その晩に別件があったので16:00くらいには近鉄電車で天理を出た。天理からの帰り道は毎回色んなことを考えさせられる。

地元の駅についてからは大学時代の友人2人と食事をした。二人とも大学時代は哲学専攻であり、一人はPh.Dの研究者Hくんで、一人は某宗教本部(仏教)の官僚Jくんという二人とも知的攻撃派である。大学時代の友達であるので、言いたい事が言える仲ではあるが、現象学やら時間論やら難しい話ばかりで「それって何?オイゲンフィンクとどう違うの?」と私はもっぱら聞き役であった。ただお酒が進んでくるとだんだんと話もシンプルになってきて「だからお前はダメなんだ」とおっさん3人のただのケンカに発展しかねないところで店員さんに「もう少し静かにして」と言われて解散した。Hくんは私の天理教の話に興味を示し、今度天理に行ってみたいと言っていた。
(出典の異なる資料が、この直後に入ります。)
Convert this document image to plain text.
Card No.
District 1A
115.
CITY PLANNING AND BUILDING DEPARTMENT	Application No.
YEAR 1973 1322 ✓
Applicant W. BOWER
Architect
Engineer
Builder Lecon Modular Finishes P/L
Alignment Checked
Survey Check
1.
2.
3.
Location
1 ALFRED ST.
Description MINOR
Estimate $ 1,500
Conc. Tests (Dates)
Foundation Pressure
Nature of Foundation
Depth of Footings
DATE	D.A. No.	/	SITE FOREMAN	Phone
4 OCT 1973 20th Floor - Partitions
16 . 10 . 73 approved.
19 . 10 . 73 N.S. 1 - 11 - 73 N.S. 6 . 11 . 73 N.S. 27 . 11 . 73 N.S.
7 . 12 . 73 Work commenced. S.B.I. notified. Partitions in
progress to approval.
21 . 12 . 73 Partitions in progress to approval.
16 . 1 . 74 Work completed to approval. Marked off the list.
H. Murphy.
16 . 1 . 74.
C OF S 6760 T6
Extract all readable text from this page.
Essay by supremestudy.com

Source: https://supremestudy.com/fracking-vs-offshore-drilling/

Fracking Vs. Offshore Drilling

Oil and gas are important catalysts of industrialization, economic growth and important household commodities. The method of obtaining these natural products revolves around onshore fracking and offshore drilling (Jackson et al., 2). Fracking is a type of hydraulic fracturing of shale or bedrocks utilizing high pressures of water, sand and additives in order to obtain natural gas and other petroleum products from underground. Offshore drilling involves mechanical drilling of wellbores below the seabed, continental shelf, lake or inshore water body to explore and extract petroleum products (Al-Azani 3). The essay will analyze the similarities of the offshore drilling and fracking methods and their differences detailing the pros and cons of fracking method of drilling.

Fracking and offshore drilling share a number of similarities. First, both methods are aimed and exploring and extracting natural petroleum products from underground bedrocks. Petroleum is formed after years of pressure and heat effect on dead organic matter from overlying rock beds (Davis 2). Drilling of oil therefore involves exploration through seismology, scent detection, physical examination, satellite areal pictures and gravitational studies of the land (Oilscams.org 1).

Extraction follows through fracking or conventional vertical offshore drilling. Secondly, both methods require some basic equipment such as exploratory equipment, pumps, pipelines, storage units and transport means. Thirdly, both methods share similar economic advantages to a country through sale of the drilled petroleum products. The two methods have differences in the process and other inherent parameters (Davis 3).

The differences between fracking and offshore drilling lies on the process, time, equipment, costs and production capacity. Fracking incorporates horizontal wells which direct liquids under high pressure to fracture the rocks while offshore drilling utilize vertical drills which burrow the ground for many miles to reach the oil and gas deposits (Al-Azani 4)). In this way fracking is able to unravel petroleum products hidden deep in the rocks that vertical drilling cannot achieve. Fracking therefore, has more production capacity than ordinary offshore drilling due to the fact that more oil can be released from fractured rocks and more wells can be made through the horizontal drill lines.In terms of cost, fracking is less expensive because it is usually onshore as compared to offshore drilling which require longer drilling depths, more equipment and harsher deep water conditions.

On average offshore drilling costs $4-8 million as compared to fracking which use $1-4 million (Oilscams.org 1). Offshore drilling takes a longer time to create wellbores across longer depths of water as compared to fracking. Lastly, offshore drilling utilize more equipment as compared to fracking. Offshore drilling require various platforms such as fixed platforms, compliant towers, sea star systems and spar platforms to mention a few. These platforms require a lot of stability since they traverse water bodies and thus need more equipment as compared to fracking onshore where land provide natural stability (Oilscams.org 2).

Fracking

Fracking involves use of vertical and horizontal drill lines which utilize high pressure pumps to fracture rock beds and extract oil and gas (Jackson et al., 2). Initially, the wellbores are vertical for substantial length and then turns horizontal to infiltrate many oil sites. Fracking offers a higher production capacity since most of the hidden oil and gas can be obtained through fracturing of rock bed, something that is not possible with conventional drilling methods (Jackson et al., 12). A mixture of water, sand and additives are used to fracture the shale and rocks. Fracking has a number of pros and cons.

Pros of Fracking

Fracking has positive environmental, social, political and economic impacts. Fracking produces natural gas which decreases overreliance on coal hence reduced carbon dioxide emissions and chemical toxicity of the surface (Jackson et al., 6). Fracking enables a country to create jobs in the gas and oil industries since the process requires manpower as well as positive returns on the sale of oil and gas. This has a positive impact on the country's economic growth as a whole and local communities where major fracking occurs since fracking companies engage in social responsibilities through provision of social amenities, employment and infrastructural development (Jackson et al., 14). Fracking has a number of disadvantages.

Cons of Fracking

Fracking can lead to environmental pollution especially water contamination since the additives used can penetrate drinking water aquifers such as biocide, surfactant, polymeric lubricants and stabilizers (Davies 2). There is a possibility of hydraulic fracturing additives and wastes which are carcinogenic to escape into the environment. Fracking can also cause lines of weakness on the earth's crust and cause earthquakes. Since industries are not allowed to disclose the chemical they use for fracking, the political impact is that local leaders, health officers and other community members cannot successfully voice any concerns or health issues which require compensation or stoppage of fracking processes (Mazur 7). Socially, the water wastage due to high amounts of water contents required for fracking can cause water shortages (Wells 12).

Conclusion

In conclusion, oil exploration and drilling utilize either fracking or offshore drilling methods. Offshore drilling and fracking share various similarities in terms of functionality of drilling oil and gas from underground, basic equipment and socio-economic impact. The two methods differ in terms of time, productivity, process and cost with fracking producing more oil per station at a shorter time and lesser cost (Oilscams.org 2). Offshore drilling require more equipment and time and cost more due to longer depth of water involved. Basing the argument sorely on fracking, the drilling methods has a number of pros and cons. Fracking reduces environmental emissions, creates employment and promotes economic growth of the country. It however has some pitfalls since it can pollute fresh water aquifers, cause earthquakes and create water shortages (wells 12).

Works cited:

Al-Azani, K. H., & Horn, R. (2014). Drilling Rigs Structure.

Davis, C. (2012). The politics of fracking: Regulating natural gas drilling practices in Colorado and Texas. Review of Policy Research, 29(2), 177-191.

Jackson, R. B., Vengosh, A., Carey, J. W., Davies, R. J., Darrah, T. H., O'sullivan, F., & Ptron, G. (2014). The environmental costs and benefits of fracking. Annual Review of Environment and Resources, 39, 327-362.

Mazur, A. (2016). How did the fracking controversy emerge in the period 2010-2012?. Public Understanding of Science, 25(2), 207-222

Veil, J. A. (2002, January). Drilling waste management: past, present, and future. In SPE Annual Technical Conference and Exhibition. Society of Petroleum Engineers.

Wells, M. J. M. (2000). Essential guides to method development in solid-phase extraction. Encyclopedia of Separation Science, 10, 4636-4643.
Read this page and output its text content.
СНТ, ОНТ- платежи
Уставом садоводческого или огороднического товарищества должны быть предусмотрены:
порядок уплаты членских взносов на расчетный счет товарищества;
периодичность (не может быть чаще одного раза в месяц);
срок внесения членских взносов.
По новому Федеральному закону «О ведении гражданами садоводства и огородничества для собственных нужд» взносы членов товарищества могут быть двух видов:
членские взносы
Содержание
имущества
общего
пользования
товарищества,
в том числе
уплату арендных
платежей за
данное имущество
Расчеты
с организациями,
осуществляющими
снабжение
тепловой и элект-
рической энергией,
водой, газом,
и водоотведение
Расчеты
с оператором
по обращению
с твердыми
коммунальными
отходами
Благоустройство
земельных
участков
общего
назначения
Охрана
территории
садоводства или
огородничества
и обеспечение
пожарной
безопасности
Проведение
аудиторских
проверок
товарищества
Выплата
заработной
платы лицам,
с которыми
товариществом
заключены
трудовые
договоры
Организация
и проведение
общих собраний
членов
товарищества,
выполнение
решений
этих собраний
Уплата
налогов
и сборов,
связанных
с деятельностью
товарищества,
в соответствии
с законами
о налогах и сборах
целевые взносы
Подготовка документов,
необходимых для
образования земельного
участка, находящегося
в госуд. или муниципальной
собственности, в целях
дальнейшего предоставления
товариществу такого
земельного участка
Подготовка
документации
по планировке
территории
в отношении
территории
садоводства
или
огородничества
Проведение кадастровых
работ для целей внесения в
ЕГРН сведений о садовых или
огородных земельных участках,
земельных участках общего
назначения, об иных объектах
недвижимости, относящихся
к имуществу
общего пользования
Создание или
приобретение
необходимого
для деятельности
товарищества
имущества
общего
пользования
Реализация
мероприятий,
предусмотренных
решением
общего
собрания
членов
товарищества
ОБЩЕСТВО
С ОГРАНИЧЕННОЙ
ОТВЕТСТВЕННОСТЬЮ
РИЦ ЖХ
お店を出てからは雨が降っていた。知り合いの天理教人から電話があったので雨宿りがてら話をする。酔っ払いのおっさんの話を「あははは」と素敵な笑い声で流していただいた。酔っ払いの電話ほど面倒なものはなにのに申し訳ない。私は何を話したのかあまり覚えてないが、「めぞんどひみこ」という映画を見るように仰せつかったことは記憶している。

ということでとても濃厚な一日であった。